Полина встала сегодня чуть свет. Сходила на днестровскую старицу, умылась. Почти рядом с берегом, в зеленом омуте, резво плескалась малая рыбешка, летали, кружились над белыми лилиями синие стрекозы. Какая благодать! Лишь со стороны Бендер не часто бил одинокий пулемет, да где-то далеко на юго-западе ухали вразнобой пушки.
Ночью все офицеры штаба дивизии покинули обжитое местечко в притихшем саду. Значит, сегодня очередь за медиками.
Полина разбудила девчат, сильно уставших за вчерашний день: раненых было много, как всегда в пору затянувшихся наступательных боев в глубине немецкой обороны.
Галина Мелешко соскочила тут же, едва Полина коснулась рукой ее плеча. Люда Иванова молча поднялась, стала одеваться. Но Ольгу пришлось долго тормошить, она никак не могла проснуться.
— Опять не дали досмотреть такой чу́дный сон, — виновато сказала Оля, очнувшись.
Полина с улыбкой покосилась на свою любимицу.
— Скоро мы, как видно, отправимся в путь-дорогу. Готовьтесь, девочки.
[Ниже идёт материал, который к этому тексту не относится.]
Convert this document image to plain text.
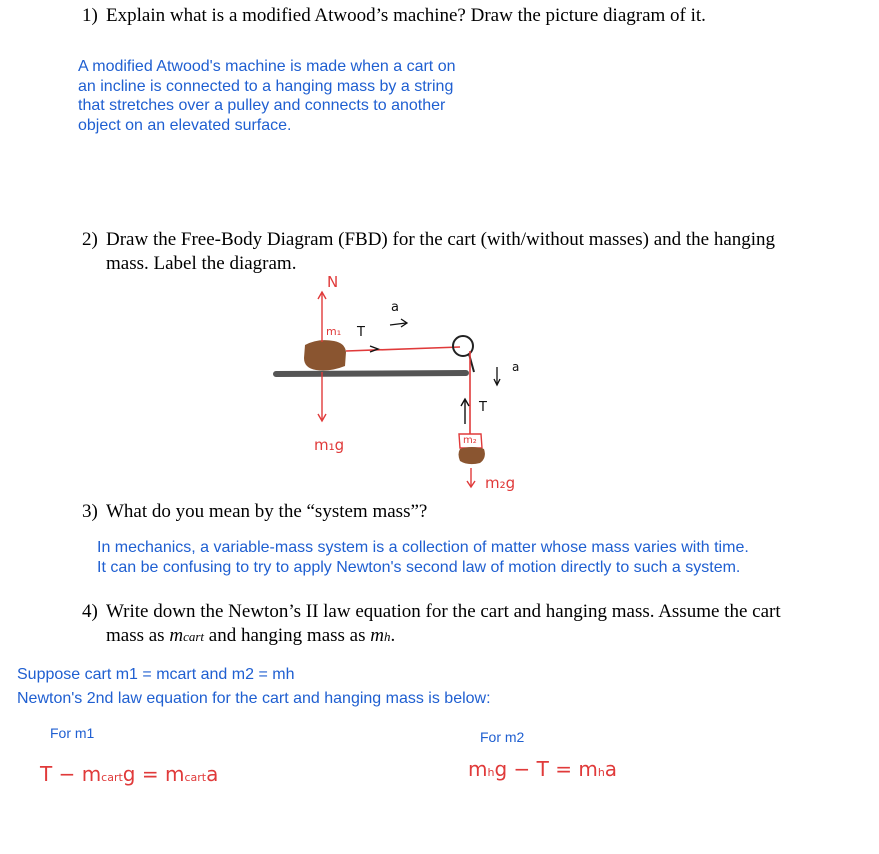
1) Explain what is a modified Atwood’s machine? Draw the picture diagram of it.
A modified Atwood's machine is made when a cart on
an incline is connected to a hanging mass by a string
that stretches over a pulley and connects to another
object on an elevated surface.
2) Draw the Free-Body Diagram (FBD) for the cart (with/without masses) and the hanging
mass. Label the diagram.
N
a
m₁ T
m₁g
a
T
m₂
m₂g
3) What do you mean by the “system mass”?
In mechanics, a variable-mass system is a collection of matter whose mass varies with time.
It can be confusing to try to apply Newton's second law of motion directly to such a system.
4) Write down the Newton’s II law equation for the cart and hanging mass. Assume the cart
mass as mcart and hanging mass as mh.
Suppose cart m1 = mcart and m2 = mh
Newton's 2nd law equation for the cart and hanging mass is below:
For m1	For m2
T − mcartg = mcarta	mhg − T = mha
— А разве Бендеры уже взяли? — сладко потягиваясь, спросила Ольга.
— Что, проспала такую крепость? — с ехидцей заметила Галина.
— В самом деле, Полина Семеновна?
— Да нет, там еще немцы. Но слева боя почти не слышно...
Она не договорила: поодаль от землянки разорвалось несколько снарядов. Качнуло буковый накат, посыпалась глина на пол.
— Тебя поздравляют с добрым утром, — сказала Ольге молчунья Люда Иванова.
Не успели они что-нибудь поесть, чтобы не идти на кухню до обеда, как подошел трофейный «штейер». Его увидела умывавшаяся на лестнице Ольга.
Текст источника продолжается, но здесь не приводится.